Subsequent to the quarter ended August 31, 2002, the Company announced the results of scoping studies conducted by AMEC/Ausenco and Steffen, Robertson and Kirsten (Australasia) Pty Ltd. (“SRK”) who evaluated development alternatives. SRK estimates that the Udon South resource totals 302 million tonnes at an average grade of 23.5% K2O (see table below). The measured and indicated resource includes about 30 million tonnes at 26.8% K2O within


a high value core area averaging 7.2m in thickness. The Udon South potash resource occurs as a single horizontal sylvinite (potash) bed of consistent thickness and mining conditions.








    Tonnes (million)   %K2O   Average Thickness (meters)

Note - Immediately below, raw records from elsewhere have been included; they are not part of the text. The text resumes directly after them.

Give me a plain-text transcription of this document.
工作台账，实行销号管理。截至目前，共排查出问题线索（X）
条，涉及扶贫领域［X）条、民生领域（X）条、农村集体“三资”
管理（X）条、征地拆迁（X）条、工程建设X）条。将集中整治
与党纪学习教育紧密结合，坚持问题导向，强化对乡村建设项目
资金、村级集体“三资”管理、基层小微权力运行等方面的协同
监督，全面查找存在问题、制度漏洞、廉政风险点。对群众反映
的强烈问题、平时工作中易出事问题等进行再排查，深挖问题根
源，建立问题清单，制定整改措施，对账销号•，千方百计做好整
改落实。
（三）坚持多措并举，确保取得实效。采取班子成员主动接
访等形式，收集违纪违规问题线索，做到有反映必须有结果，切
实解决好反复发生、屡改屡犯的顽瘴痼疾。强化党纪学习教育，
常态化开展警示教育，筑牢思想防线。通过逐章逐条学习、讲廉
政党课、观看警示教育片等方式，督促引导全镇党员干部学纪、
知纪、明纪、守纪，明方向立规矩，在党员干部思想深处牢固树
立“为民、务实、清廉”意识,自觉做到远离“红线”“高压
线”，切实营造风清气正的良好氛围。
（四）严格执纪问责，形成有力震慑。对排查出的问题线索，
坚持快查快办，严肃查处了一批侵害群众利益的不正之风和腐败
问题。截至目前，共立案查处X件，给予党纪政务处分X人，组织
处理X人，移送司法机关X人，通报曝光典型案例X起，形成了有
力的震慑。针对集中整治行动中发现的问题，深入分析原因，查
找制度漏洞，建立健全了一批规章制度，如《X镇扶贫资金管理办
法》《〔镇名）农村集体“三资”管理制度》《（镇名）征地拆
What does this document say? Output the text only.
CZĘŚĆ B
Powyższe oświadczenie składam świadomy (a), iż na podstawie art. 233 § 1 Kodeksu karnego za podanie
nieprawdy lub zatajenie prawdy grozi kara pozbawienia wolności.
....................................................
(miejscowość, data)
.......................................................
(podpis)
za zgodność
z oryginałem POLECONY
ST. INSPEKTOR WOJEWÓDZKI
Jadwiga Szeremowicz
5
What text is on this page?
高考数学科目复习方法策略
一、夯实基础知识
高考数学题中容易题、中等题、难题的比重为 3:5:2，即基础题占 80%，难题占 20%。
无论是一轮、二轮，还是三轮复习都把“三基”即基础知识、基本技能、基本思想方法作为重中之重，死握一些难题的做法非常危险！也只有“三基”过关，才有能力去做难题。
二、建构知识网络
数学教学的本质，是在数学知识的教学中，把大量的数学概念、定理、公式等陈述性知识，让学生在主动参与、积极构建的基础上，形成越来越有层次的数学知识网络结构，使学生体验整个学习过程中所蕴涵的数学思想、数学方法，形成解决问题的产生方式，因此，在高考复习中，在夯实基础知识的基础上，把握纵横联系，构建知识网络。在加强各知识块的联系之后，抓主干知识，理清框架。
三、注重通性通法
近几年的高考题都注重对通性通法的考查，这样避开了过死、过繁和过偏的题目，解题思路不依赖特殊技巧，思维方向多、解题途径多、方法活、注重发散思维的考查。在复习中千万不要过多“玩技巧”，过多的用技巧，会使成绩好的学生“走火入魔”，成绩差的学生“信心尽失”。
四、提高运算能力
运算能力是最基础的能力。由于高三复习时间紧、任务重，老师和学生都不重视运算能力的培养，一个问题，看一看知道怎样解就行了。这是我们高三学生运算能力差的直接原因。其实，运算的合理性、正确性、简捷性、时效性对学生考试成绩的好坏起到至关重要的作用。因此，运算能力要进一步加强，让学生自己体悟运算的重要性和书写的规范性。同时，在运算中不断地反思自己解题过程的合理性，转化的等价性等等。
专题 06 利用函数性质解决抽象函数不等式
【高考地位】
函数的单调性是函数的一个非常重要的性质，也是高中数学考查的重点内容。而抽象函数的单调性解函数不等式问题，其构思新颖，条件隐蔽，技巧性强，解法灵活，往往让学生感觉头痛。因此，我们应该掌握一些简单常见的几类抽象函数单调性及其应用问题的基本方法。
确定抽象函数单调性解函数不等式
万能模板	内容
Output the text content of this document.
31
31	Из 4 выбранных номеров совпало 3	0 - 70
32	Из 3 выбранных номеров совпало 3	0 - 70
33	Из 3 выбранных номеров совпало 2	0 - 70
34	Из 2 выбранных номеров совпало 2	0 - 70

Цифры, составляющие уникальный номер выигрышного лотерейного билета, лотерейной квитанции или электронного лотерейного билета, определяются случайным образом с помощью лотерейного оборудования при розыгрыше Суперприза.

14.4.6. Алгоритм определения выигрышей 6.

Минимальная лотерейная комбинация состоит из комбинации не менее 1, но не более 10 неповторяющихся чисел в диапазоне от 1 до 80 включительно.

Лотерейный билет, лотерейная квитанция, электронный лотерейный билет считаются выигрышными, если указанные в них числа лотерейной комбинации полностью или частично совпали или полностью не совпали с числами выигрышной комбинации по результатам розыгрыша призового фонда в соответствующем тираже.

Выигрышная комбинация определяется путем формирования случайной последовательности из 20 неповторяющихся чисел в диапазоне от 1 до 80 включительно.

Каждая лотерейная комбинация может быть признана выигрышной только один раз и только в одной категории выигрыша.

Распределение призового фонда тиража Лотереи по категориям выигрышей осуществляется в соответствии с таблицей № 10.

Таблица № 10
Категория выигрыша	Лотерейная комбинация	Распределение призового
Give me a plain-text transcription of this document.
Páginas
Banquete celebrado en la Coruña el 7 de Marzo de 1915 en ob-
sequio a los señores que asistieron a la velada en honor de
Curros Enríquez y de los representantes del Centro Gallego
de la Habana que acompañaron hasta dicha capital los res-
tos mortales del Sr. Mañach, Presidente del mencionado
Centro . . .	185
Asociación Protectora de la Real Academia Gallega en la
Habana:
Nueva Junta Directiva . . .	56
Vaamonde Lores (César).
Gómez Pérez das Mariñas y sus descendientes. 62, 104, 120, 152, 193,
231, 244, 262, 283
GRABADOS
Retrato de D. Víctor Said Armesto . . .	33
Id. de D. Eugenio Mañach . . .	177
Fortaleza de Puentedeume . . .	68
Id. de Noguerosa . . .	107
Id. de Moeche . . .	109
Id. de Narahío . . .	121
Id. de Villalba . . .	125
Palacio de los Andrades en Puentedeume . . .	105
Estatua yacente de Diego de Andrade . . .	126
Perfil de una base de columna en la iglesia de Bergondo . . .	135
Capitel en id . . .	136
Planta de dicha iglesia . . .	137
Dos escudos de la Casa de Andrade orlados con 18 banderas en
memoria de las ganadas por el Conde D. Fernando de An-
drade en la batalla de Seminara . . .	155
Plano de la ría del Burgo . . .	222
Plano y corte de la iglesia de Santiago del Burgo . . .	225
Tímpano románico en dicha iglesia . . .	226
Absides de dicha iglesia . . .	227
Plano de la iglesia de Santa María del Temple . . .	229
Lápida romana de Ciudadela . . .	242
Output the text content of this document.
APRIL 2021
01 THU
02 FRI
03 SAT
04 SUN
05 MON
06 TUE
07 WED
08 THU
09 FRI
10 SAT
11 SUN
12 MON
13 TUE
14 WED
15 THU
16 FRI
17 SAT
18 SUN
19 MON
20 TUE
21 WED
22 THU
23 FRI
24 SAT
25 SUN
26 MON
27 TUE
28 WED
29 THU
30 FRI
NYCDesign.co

Measured   95   24.5   4.2
Indicated   160   23.2   3.6
Inferred   47   22.9   3.5
Total   302   23.5   3.8







Source: SRK, Udon South phase 1 study, September 2002, estimates by Andrew J Vigar FAusIMM,
Principal SRK Brisbane comply with the requirements of the Australian JORC Code and Canadian NI43-101

The Board reviewed the development alternatives on criteria including capital requirements, financial returns, optimal production cost and efficient marketing of product. AMEC/Ausenco and SRK’s review provided technical data that confirmed the project’s economic viability using a phased project development starting with one million tonnes potash per annum. The Board has authorized a detailed feasibility study incorporating staged development starting at one million tonnes potash per annum and subsequently scaling up to two million tonnes per annum.

The Company’s Thai legal counsel has advised that a minority group of senators have referred the amendments to the Minerals Law, recently passed by both Houses of Parliament, to the Constitution Court to confirm their constitutionality. Counsel has advised that it may take from three to six months for a court decision. The Company expects to apply for a mining lease as per schedule subject only to the resolution of the constitutional challenge.

The Company continues consultation with the local communities in the project area to both understand and address their concerns. The Company is also communicating the benefits of jobs creation, royalties and dividend payments that will flow in to both the Government and the communities.